Screw this “Zoos and nature preserves” BS. How about ranches? We hunted the mammoth to extinction for a reason, and it’s got to be that they’re tasty. Like, sooooo much better tasting than cows or deer or moose that primitive humans with sharp sticks preferentially hunted them over smaller, much easier prey. Hunted them so much that they went extinct.
Tell me you don’t want to at least try a mammoth steak.
I think I am with iiandyiiii on this. Sufficient for what? Our cultural and scientific needs? I don’t think any amount of inspiration has been or ever will be “sufficient” for those.
Many species humans have had a hand in making extinct in the last few hundred years. IF the biome can handle them and the niche is there. For example yes the thylacine.
But the vast hardwood chestnut forests that supported millions of passenger pigeons are gone, and apparently they wont breed in captivity, so no.
Stellers Sea cow would be great but do we have any DNA?
We could likely clear a island of rats and pigs and bring back the Dodo.
I offer some detailed ways to address this issue (the answer is “yes, of course they’ll have rights” – Neanderthals were human, after all) in that thread. That doesn’t seem to me to be nearly as difficult a problem as some have suggested.
I’m not sure about this, but even so – if it becomes scientifically feasible, then some country or even some rich person is likely to try it eventually. Best to at least talk about the best ways to do this ethically before then, IMO.

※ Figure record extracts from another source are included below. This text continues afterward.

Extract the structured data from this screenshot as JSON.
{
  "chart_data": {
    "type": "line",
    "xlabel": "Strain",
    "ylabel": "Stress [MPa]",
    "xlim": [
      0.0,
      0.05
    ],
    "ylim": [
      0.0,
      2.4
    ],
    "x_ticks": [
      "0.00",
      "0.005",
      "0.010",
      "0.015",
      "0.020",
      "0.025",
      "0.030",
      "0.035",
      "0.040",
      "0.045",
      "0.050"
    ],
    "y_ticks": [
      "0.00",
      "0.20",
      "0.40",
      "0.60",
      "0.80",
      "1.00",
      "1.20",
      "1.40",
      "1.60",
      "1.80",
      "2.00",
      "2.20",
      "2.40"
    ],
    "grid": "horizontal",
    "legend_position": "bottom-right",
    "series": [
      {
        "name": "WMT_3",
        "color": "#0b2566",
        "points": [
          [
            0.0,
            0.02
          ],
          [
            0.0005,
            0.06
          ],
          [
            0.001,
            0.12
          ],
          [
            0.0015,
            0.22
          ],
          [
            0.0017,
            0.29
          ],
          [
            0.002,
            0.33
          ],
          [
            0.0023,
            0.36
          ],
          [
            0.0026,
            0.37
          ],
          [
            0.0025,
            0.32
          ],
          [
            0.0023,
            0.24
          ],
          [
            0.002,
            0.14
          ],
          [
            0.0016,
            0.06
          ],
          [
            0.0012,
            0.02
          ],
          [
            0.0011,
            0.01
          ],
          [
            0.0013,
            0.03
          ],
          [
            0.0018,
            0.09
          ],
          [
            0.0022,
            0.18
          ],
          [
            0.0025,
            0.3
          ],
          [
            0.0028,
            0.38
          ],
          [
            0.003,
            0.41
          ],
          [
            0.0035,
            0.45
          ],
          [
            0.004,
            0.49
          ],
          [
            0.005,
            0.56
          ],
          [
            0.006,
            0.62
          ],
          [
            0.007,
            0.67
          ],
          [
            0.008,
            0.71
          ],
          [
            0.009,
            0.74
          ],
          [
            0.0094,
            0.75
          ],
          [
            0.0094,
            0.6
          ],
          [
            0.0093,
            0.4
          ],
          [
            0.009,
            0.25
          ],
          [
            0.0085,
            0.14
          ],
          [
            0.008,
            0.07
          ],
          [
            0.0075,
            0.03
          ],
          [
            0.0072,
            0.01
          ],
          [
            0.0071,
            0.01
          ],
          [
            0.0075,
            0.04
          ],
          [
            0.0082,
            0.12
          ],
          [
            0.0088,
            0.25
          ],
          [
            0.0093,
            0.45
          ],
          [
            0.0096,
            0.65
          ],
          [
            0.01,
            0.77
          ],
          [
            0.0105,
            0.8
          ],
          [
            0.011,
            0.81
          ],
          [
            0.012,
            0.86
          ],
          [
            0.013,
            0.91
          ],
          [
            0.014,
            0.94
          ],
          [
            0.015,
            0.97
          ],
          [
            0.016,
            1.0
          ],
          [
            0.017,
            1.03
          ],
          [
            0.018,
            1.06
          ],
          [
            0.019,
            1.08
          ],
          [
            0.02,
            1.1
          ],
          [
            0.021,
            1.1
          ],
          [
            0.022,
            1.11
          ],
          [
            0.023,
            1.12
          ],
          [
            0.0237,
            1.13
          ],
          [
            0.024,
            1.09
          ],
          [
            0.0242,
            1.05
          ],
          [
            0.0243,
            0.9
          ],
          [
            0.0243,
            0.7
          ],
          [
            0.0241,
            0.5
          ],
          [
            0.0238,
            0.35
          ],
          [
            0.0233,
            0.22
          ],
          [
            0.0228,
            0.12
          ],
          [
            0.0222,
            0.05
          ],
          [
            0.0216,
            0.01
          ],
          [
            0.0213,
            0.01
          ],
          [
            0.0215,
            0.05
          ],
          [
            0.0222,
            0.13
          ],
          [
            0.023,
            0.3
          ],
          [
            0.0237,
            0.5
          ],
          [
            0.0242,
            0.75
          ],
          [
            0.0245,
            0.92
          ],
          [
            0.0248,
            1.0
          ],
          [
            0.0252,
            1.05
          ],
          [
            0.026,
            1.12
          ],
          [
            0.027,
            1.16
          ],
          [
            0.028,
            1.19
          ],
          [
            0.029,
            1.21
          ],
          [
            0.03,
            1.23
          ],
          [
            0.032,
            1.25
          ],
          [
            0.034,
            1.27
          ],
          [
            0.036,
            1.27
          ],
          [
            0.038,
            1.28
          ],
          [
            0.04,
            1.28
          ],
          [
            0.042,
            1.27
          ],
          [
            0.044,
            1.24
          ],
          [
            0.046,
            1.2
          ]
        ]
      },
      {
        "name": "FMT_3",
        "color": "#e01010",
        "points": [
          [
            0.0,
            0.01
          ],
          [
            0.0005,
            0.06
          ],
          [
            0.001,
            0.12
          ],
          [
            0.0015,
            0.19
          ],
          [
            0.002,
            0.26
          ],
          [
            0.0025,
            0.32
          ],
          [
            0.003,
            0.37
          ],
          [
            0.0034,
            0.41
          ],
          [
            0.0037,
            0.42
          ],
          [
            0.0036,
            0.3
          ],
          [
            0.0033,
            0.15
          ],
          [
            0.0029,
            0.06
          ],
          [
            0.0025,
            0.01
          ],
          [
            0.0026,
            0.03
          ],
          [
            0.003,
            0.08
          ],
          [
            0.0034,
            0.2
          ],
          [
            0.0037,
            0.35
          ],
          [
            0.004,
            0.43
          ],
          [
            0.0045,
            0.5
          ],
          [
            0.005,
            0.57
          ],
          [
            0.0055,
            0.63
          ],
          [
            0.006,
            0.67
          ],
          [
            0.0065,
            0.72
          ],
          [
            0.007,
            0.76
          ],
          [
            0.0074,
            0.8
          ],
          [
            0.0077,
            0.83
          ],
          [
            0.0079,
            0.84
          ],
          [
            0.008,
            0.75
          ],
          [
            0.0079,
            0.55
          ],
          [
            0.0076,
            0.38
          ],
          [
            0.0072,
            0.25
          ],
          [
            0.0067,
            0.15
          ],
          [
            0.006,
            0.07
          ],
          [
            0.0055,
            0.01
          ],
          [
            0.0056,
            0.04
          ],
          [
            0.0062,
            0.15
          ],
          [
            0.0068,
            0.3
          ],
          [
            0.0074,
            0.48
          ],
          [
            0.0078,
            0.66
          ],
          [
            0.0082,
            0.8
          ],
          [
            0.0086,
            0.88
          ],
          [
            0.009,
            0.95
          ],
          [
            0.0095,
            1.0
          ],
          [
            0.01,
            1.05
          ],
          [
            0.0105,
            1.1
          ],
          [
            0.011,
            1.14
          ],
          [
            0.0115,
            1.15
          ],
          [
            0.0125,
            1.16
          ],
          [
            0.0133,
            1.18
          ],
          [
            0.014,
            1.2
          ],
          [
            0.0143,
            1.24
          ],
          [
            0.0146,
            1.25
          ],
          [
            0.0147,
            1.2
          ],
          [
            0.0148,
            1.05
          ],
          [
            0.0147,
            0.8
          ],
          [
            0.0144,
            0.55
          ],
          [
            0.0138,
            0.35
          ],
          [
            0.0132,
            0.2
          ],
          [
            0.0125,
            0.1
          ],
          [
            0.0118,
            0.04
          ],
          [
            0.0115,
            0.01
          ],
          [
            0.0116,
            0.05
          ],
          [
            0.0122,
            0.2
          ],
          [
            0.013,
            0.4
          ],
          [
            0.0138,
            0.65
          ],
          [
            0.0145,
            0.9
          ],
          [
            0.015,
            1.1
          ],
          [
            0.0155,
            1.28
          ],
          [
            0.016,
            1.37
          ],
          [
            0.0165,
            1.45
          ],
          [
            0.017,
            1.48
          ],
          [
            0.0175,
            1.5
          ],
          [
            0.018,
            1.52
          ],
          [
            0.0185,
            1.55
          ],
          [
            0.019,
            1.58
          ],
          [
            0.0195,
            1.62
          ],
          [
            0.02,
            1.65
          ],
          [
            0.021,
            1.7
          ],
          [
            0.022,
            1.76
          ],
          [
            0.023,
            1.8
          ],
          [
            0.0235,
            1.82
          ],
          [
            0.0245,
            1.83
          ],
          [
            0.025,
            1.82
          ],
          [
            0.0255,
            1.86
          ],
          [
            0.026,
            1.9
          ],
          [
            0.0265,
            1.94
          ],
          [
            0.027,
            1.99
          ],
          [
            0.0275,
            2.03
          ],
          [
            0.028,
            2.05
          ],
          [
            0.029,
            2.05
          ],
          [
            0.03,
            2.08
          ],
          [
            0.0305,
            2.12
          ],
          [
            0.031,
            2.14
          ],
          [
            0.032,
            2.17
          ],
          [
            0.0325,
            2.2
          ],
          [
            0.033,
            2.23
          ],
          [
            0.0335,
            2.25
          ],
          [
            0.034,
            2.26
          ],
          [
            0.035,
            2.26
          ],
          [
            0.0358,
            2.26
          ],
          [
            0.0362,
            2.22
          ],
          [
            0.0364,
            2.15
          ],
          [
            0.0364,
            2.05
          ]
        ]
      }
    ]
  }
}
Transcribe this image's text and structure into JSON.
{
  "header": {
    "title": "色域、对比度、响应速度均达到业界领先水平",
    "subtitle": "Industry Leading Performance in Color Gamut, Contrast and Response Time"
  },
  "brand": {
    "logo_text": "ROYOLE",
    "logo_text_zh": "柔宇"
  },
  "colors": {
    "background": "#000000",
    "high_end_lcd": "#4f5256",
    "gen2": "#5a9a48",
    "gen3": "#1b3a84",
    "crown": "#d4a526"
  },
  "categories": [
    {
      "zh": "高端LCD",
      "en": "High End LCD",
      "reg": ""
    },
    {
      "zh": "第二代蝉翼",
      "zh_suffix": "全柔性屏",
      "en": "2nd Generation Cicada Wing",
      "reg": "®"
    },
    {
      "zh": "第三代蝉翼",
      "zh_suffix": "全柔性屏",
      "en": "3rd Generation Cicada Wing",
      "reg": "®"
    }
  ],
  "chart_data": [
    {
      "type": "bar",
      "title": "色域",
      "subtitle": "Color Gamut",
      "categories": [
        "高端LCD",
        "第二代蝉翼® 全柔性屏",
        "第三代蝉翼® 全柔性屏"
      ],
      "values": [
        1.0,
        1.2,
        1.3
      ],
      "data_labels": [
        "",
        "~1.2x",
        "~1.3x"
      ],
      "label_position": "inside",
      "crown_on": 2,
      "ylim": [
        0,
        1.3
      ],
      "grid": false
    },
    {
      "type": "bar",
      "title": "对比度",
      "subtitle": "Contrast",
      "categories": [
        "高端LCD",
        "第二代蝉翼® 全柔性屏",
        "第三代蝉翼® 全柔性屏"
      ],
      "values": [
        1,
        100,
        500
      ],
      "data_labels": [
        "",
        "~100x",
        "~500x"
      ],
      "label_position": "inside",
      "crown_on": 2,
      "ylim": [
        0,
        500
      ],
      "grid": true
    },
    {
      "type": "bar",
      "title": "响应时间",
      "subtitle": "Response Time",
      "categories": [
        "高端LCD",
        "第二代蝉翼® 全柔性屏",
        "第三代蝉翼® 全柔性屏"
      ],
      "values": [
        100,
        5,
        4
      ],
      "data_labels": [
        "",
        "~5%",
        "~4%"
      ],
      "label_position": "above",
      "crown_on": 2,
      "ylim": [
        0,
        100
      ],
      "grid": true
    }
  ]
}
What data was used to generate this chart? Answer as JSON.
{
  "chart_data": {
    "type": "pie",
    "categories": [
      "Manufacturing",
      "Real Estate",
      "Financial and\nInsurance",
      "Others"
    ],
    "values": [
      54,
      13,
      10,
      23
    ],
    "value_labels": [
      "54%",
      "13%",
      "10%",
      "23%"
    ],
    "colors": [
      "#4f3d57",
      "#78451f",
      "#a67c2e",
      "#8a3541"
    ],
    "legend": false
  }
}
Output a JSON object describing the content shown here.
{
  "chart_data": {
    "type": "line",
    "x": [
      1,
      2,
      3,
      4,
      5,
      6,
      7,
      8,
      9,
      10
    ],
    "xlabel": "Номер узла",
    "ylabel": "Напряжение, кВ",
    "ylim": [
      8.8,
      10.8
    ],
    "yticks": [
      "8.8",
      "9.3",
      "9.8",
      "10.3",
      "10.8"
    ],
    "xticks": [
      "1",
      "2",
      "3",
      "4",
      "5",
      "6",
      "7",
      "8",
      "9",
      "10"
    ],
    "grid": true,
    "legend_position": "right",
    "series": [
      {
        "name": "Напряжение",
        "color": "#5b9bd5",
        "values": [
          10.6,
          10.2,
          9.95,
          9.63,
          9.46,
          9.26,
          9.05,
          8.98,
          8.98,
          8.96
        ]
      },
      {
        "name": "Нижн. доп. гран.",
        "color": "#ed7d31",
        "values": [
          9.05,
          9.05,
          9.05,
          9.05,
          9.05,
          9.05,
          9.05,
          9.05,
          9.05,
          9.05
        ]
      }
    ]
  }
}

Without proper controls the next question could be “How much did the deaths of various species and/or ecosystems due to the unforeseen circumstances brought about by introducing these previously extinct species into the world inspire you?”
It would be even more fun if the thread was titled “What are some fun species we could bring back from extinction?” and posted in IMHO, wouldn’t it?
All I am doing is bringing up points of debate that I think are valid.
Fair enough. I’ll defer to the expertise of any ecologist Dopers, but ISTM that having a nature reserve with woolly mammoths would pose no more risk to the surrounding environment then, say, having a wildlife reserve in Arkansas with African savannah wildlife (and I’m pretty sure I went to one of these as a teenager in the 90s). Or if that’s too dangerous for us, then something similar to putting elephants in the Smithsonian zoo in Washington DC.